Peki, edebiyat bu değişimin neresinde duruyor, hangi noktadan ilişkili bu bağlamla? Kültür endüstrisinin dayattığı uzayıp giden okuma listelerimize dönüp baktığınızda kaç yazarınız kadın örneğin? Kaçı çağdaş kadın yazar? Hâlâ eril sistem terminolojisinin ıssızca zihinlerimize sızdığı kaç kitap var raflarınızda? İlle de bir “okunmalıdır” listemiz olacaksa o listede bakış açımızı ilerletecek, asırlardır süregelen cinsiyetçi kalıplara eleştirel bakabilen yazarları seçmek şahane bir seçim olabilir; hele de yazma derdindeki dostlar için.

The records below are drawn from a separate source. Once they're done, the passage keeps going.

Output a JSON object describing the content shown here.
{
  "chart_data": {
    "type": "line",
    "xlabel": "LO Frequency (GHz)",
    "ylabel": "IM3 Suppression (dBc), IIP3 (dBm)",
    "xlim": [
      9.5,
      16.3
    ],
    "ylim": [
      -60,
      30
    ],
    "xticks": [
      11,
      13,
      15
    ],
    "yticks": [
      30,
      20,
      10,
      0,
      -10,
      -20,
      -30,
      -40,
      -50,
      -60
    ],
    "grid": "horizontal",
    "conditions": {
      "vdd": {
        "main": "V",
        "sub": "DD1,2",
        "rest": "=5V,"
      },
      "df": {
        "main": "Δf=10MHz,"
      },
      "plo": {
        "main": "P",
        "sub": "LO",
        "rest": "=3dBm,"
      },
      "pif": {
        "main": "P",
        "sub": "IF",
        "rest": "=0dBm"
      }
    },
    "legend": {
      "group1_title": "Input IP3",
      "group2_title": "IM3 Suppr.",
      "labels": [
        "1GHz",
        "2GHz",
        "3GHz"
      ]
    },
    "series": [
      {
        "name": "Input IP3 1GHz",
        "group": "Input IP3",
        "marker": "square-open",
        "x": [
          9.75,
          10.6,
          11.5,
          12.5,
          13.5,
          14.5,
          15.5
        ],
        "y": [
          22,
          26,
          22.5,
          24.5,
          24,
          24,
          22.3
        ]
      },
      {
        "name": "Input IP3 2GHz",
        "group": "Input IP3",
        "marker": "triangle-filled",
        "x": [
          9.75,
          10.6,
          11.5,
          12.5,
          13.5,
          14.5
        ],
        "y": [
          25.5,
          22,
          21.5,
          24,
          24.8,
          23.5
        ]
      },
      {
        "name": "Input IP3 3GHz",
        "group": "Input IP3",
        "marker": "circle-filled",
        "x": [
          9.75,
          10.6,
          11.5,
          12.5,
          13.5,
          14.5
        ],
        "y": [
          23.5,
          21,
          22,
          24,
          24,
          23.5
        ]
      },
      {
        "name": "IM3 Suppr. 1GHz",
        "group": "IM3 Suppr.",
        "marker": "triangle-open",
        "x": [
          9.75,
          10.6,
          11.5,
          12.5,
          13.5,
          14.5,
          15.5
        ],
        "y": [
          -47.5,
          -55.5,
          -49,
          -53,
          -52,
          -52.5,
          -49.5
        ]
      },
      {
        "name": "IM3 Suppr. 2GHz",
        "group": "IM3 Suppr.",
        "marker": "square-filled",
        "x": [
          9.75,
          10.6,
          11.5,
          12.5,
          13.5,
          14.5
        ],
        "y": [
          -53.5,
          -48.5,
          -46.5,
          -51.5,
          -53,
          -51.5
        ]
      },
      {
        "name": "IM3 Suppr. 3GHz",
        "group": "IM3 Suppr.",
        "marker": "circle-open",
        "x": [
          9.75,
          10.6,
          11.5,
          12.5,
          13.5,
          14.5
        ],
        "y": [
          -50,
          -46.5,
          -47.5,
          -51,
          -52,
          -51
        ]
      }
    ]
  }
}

İşte Nöstlinger de yetişkin ya da çocuk her okur için bu kapıyı öfkesiz aralayanlardan. Her bir yapıtıyla bize birçok kapıdan baktıran bu öncü kadının Kim Takar Salatalık Kralı?2 (Wir Pfeifen auf den Gurgenkönig) yapıtıyla 1973’te Alman Gençlik Edebiyatı Ödülünü alması boşuna değil. Kim bu Salatalık Kral? Ve kim takar-takmaz bu Hıyaristanlıyı?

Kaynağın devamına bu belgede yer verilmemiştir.